Chapter 19
Chapter Nineteen
He took another step into the room.
Isobel watched as he prowled toward her. Then, suddenly, as if a breeze had blown through the chambers and sent his mood spiraling in a different direction, the look on Malcolm’s face was transformed.
He no longer bared his teeth but instead returned to playing the part of the unrushed, refined courtier. He continued to advance toward the tub, but now held his hands high, in a gesture of surrender, where she could see that he carried no weapons and meant her no harm.
“Alasdair sent me,” Malcolm said. “There’s been a… development with the fire. He needs ye moved to a safer part of the castle while he deals with it.”
Isobel looked at the corridor behind him.
Dark and empty. No men. No lanterns. No sound of boots on stone or voices calling back and forth, the way a real emergency would carry through the halls.
She looked at his coat. The silver brooch at his shoulder caught the firelight.
She stared at his empty palms, then looked at the corridor again.
“What development?” she said.
“I’d rather explain on the way. Time—”
“What development?” she said again.
He held her gaze for a beat too long before he answered. “The fire spread further than we realized. There are concerns about the structural integrity of this part of the east wing.”
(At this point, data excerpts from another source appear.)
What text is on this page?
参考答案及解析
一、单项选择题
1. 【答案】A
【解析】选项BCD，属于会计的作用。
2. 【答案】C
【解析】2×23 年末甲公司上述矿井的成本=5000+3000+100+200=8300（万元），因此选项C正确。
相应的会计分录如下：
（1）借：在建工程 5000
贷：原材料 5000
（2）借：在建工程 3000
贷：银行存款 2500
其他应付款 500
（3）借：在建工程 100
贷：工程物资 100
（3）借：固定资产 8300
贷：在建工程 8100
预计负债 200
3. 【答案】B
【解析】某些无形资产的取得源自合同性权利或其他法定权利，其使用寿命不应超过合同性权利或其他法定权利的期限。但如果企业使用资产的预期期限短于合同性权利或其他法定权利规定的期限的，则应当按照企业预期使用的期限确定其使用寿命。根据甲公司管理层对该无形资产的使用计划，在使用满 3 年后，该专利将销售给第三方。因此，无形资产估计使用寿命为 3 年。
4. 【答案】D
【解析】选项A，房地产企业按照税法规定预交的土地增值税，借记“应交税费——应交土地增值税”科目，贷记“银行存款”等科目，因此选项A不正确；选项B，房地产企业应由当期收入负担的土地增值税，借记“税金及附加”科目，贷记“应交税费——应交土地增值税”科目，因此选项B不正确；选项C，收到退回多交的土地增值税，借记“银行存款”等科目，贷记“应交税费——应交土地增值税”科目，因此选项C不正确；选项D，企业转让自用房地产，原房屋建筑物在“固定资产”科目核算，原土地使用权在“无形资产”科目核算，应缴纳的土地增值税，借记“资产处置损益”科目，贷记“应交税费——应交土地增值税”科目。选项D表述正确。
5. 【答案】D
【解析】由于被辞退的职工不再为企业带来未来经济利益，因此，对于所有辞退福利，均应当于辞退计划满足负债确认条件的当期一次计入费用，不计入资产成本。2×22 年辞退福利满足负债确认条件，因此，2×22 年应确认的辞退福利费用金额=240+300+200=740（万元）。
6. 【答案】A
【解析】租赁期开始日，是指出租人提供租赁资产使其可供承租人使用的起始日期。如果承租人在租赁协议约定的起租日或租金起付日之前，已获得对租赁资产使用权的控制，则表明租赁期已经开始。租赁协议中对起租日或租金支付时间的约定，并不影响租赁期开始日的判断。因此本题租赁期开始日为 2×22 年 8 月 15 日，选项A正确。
“This room is in the west wing,” Isobel said.
He said, “Of course. I misspoke. The west wing,” and smiled, only the smile arrived a half-second after it should have.
She held the edge of the bath with both hands and remained still. She thought about Alasdair somewhere in this castle running back toward her. She considered the empty corridor behind Malcolm.
“Where is Hamish?” she asked, thinking of Alasdair’s friend with the bright eyes and good-natured grin.
“Attendin’ to other matters.”
“What matters?”
“There is a great deal happenin’ tonight, me Lady. I daenae have every detail.” He spread his hands slightly, a small open gesture. “I only ken what I was told.”
“Who told you?”
“Alasdair.” His voice was patient. “As I said.”
“Then Alasdair can come and tell me himself,” she said. “He knows where I am. Go and fetch him.”
“He’s occupied.”
“With what?”
“With the matter I mentioned.”
“Which matter? The east wing or the west wing?”
A pause. “The fire.”
“The fire that’s been out for several hours,” she said.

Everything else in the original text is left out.